Theologians are brilliant inventors of complex words designed to convince me and you that these simple words do not really mean what these simple words clearly mean. Theology's place is squarely in the world, but pulpits of every shape cram the world into their theology.
Bounding the discussion to the trinity of monotheism, let it first be said that the "covenant" of each religion provides a universal vision:
Judaism - Abraham is called, and nations as many as the stars are to receive his inheritance of faith. Isaiah soars and soothes with words of infinite compassion. Psalm 98 - "All the ends of the earth have seen the salvation of our God." There are many other passages. Unfortunately, this universal vision has been communicated to the world as being dependent on legalistic observance of archaic commandments, and has yet to materialize.
Islam - Although the Koran has a literary beauty of its own, one would not be off base to charge its 114 Surahs with redundancy. But if only a limited number of themes are expressed in its pages, one frequently emphasized is the universal dominion of Allah. There simply is nothing in existence outside the purview and purposes of the one of 99 names, and the worldview of the book is very strong and final on this point. Everything is destined for Islam, that is, submission to Allah. Unfortunately, this encompassing vision was to be won with the sword of Jihad and the oppressive
Dhimmi clause of Sharia law, and has yet to materialize.

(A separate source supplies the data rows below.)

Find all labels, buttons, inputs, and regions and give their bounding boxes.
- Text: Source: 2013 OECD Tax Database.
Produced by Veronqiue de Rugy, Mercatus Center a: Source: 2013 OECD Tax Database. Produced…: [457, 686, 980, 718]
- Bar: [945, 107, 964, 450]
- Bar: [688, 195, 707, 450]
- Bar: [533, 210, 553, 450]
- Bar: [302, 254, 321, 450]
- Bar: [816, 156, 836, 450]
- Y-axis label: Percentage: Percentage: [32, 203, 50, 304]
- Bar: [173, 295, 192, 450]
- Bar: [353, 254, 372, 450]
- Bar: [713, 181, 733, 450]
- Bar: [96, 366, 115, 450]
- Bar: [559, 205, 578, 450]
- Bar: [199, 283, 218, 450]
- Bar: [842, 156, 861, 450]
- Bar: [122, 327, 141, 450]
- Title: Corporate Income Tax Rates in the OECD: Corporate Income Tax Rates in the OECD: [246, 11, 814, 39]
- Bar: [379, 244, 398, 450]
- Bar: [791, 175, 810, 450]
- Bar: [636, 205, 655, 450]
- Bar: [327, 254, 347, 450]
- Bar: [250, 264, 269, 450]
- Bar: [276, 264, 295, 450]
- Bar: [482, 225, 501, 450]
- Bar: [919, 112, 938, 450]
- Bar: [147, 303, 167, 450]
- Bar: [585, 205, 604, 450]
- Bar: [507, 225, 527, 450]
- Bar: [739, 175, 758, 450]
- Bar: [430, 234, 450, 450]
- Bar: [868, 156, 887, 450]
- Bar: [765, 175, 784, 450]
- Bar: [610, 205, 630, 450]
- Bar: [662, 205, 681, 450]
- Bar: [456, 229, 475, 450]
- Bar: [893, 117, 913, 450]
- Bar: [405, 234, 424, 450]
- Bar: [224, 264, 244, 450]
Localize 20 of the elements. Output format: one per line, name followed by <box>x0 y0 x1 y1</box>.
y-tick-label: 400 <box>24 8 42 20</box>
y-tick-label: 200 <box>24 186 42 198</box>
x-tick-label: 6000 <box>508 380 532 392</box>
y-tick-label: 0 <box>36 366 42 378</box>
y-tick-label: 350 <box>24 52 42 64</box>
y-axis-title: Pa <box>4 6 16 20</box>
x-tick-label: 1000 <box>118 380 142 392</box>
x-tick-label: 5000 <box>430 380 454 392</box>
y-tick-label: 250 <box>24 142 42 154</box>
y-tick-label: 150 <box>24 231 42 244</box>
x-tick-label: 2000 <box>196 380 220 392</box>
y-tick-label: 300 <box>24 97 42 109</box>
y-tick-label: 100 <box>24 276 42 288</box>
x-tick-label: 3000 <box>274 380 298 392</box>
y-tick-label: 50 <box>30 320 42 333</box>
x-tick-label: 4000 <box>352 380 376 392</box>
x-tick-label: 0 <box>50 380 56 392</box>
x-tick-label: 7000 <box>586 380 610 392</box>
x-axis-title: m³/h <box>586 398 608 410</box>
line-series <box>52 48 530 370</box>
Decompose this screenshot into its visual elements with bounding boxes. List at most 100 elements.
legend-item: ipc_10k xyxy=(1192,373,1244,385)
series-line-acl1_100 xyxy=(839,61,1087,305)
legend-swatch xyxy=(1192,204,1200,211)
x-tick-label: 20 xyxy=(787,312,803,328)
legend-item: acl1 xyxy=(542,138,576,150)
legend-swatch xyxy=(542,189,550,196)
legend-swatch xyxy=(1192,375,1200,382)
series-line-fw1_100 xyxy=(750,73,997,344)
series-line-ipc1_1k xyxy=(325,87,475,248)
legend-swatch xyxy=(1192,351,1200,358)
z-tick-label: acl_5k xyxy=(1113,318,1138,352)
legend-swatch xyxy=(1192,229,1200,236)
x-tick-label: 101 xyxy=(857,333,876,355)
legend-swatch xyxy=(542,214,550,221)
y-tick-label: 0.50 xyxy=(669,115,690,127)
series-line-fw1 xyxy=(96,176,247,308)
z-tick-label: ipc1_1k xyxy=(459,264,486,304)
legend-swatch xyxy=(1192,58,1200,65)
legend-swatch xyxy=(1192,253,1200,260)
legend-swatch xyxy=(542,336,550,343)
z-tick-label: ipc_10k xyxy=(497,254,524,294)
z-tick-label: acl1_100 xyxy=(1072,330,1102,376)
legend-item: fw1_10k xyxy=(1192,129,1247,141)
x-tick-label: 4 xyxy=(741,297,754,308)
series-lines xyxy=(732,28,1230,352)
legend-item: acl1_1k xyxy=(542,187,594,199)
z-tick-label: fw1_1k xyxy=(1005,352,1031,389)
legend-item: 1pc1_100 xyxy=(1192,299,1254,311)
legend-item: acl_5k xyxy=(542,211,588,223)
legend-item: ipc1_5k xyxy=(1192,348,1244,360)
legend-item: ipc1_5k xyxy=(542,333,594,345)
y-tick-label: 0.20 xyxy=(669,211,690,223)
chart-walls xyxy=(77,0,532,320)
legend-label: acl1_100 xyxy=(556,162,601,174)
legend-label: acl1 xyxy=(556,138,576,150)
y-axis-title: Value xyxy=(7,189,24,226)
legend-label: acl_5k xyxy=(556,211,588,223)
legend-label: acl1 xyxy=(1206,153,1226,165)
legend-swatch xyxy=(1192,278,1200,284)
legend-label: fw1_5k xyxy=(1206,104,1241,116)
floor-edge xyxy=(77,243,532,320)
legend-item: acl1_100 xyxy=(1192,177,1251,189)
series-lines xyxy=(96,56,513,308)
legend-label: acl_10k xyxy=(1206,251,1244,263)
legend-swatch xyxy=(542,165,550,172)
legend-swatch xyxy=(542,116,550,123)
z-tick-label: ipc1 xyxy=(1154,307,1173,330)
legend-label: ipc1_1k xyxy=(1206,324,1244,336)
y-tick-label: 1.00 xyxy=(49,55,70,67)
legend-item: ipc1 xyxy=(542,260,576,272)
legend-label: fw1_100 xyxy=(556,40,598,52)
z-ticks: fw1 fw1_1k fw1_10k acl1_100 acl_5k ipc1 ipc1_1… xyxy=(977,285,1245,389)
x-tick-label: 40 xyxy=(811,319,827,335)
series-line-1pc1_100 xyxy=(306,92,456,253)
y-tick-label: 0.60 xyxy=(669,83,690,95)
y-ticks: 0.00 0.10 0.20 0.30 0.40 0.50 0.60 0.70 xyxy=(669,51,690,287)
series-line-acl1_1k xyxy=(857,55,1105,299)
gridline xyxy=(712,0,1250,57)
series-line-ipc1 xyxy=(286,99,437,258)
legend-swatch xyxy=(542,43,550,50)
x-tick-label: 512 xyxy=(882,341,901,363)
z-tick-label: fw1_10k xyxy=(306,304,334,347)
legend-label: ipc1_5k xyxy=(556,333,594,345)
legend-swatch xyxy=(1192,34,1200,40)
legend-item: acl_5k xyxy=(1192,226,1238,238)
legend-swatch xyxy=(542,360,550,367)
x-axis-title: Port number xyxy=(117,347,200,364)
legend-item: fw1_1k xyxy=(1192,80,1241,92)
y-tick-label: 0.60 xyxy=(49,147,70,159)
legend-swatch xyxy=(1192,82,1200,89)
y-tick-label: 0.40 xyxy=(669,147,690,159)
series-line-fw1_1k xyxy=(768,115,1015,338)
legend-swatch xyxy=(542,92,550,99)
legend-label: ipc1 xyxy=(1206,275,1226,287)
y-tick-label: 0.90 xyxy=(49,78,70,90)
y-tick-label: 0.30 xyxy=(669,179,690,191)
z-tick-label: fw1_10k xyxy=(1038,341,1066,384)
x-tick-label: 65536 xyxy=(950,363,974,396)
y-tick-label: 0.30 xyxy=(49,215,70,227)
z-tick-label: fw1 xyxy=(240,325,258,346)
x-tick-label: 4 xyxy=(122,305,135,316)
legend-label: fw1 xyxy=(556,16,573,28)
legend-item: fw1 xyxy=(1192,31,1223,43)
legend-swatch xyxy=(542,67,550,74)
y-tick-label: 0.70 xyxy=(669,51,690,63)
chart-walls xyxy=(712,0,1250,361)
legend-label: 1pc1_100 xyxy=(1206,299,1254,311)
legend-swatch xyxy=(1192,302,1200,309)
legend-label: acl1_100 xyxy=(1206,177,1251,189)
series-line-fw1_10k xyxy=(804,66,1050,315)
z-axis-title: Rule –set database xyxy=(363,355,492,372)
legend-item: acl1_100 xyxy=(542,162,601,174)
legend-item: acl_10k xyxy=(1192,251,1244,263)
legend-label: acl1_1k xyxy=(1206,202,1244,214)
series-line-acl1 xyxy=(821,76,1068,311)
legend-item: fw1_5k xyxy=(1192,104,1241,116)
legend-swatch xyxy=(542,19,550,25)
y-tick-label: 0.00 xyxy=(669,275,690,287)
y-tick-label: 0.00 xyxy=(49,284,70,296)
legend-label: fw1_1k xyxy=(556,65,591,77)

Christianity - Thinkers of the Church have long wrestled to align Christ with Paul, the Sermon and the Mount (by which I mean the collective body of Christ's teaching) with Romans. Perhaps Christ established the morality and Paul established the mechanism. Or Jesus showed the way and Paul showed the why. Whichever school of thought you are of, whichever theologians you read, most Christians would believe that Jesus came to rectify the world with a faith that hinges on God's grace and love for the individual, and the individual's grace and love for humankind. Unfortunately, this blazing universal message has a tendency to become cold and formalized by Christianity itself, and to become aloof from the common man and woman for whom it was intended, and also has yet to materialize.
I am a Christian, so the New Testament is my mine of diamonds. In what ways then do I understand its truth to be politically and socially applicable in the broader context of the Israeli-Palestinian conflict, and in the immediate context of the bargain of Gilad Shalit for 1,000 Palestinian prisoners? For truth's criterion of universality requires it to transcend personal experience and demonstrate social relevance and efficacy.
What is truth in this situation, in every situation? I will make this short, because now I am tired, and anyways I believe that very true things are stated simply.
LOVE WINS.
Don't call me quixotic. I know there is a lot at stake. This answer is not my cop-out. I am not equivocating or avoiding an answer. The above two words are not intellectual laziness disguised as poetry. Nor are those two words an excuse for apathy or blind acceptance of the political and economic systems we have inherited, some of which deeply wrong people that are conveniently removed from us, or as it were, on the other side of a concrete wall.
To love means to suffer. To love means to hope. To love means creative and rigorous solutions cooperatively conceived. To love means to prioritize long-term peace over short term safety, to believe that after crucifixion indeed comes resurrection. To love does not mean to live within a narrow and exclusive covenant. Love does not own any God. God owns love. Christianity even employs the predicate: God is love (1 John 4.8).
The way of love in Israel and Palestine will entail more pain and suffering, and calls for patience.
This will be the generation when love will win, because love can no longer afford to lose.
God bless you Mr. Shalit. God bless you 1000 Palestinians.